Bobillette

Banc public

Par Ariane Chalant

Publié le 4 juin 2025

Ouf, je me suis bien reposé. La nuit était douce et tranquille. Je viens d’entendre le gardien ouvrir les grilles du jardin. Il fait son tour d’inspection. Je sais qu’il n’a guère le temps ; je sais aussi que parmi les vingt-cinq jardins qu’il ouvre, celui-ci fait partie de ses préférés. 

Tiens, il s’assoit une seconde. Je me fais souple pour lui donner l’allant nécessaire à sa journée.

De bien bonne heure, voici les premiers passants, des gens pressés qui prennent le jardin comme raccourci. Ils ne me regardent pas, ne se demandent pas si je suis le banc sur lequel ils vont se poser un instant. Je suis pourtant bien placé, presque au centre du jardin, sur la trajectoire des deux portillons principaux, en même temps un peu éloigné des points de circulation, et proche des structures de jeux pour les enfants.

Il y a toujours moins de monde le matin mais il fait si bon ! si doux. Ah ! voici une nounou avec un petit en poussette, un à peine plus grand sur le marche-pied contre elle. Mon Dieu que cet enfant est beau. Le sait-il déjà ? La nounou s’assoit et le petit qui marche, trotte allègrement vers la structure, grimpe à l’échelle tandis que le bébé réclame les bras. La nounou le prend et l’assoit d’abord à côté d’elle, sur moi, puis par terre, derrière moi, dans l’herbe. La nounou téléphone.

Une autre lui succède, puis une autre s’adjoint. Les enfants, très jeunes, vont et viennent malhabiles et contents tandis que les nounous bavardent. Un aventureux tente de grimper sur moi. C’est bien haut. La nounou donne à peine un coup de main, mine de rien, et le petit est juché. Fier, il lève les bras puis s’applaudit. Maintenant, je sens à la pression de ses petits pieds qu’il s’apprête à sauter. Je sens aussi que la nounou se lève brusquement. Elle lui tend les bras. Il s’élance, confiant, elle le rattrape au vol. Il rit, la nounou a tremblé un instant, je le sens lorsqu’elle se rassoit.

Le jardin commence à s’animer. C’est un jour de semaine. Un homme entre deux âges pose une fesse sur mon coin. Il est dans une conversation téléphonique manifestement compliquée. Je sens sous son postérieur la tension monter. C’est pour cela qu’il ne s’est pas vraiment assis, il n’est pas tranquille. Il se lève brusquement, se rassoit, me transmet comme une décharge électrique chaque fois qu’il s’assoit. Il se lève à nouveau, le verbe haut et s’en va à grands pas. Je ne l’entends plus.

On doit approcher de la pause déjeuner car le jardin est tout à coup envahi de petits groupes, couples, individus isolés munis de salades ou de sandwiches. 

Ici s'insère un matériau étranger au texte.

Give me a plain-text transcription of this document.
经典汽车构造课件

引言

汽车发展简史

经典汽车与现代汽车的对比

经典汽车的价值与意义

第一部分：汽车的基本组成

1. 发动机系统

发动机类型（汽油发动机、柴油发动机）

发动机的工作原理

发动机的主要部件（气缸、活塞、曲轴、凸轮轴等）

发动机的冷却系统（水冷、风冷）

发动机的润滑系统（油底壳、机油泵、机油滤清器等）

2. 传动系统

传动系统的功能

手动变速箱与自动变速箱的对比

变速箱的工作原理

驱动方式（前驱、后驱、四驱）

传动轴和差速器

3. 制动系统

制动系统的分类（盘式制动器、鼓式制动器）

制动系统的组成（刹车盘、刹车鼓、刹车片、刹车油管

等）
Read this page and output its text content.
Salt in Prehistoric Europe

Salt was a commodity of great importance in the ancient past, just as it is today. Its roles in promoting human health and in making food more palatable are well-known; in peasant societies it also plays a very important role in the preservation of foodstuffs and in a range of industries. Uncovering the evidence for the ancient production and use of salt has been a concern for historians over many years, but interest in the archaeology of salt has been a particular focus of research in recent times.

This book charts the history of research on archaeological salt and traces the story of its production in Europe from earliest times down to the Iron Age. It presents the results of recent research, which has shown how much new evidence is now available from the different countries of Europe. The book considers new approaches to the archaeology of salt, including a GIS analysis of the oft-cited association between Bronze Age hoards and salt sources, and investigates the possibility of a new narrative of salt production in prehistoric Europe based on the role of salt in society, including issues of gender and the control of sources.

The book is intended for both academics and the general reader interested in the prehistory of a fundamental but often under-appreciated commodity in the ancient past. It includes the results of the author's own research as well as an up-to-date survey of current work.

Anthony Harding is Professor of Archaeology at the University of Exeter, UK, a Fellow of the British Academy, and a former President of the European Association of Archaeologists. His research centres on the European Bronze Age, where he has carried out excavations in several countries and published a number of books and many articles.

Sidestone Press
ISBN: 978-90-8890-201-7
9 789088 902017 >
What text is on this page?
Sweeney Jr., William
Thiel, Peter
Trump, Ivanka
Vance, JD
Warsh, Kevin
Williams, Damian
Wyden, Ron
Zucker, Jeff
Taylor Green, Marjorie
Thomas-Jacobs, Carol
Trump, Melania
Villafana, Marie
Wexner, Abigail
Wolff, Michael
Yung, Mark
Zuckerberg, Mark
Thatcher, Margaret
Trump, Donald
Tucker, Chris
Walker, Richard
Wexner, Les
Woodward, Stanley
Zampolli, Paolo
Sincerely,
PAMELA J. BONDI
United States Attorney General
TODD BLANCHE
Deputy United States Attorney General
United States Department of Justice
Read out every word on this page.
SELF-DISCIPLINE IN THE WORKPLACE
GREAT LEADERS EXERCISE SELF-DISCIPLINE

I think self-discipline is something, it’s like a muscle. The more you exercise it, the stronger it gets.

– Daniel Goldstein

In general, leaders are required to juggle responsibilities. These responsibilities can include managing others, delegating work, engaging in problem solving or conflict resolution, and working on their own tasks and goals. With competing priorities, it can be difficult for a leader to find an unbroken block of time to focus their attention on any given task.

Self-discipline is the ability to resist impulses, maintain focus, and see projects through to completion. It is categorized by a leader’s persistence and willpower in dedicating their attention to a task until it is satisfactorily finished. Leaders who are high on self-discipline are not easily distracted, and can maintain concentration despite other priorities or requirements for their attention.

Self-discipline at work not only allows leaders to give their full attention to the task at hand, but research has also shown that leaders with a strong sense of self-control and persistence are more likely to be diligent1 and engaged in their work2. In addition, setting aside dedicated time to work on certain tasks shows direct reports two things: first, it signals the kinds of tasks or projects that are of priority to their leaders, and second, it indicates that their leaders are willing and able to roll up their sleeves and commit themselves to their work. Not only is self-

Deux pimprenelles me choisissent. Elles sont charmantes, elles pépient gaiement, rient volontiers, se moquent, je crois comprendre que c’est d’une connaissance de travail. Elle n’en finissent pas de gloser. Elles me fatiguent. Elles finissent par se lever et si elles vont mettre leur déchets dans la poubelle proche, elles laissent traîner derrière elles, sur moi, une serviette en papier et même un masque. Cela ne m’étonne pas de ces péronnelles peu attentives et apparemment peu bienveillantes.

Les gens se succèdent maintenant au point que je ne peux les décompter. Je n’ai plus de place à offrir le plus souvent. Certains restent longtemps avec leur livre où le visage tourné vers le soleil, d’autres ne font qu’une courte pause. L’après-midi s’écoule et je saisis par leur fondement le poids de ces vies passantes. Je soutiens, je réconforte, je supporte, je fais mon maximum pour être halte secourable ou repos d’un instant.

Lorsque la fin de l’après-midi s’engage, le tourbillon que je connais bien apparaît, les pas s’accélèrent, les marcheurs se densifient et puis, inexorablement, le flot s’éclaircit et les silhouettes se raréfient.

Le gardien des lieux arrive, sort sa clef du paradis pour me laisser rêver en paix au jour passé, et au jour futur.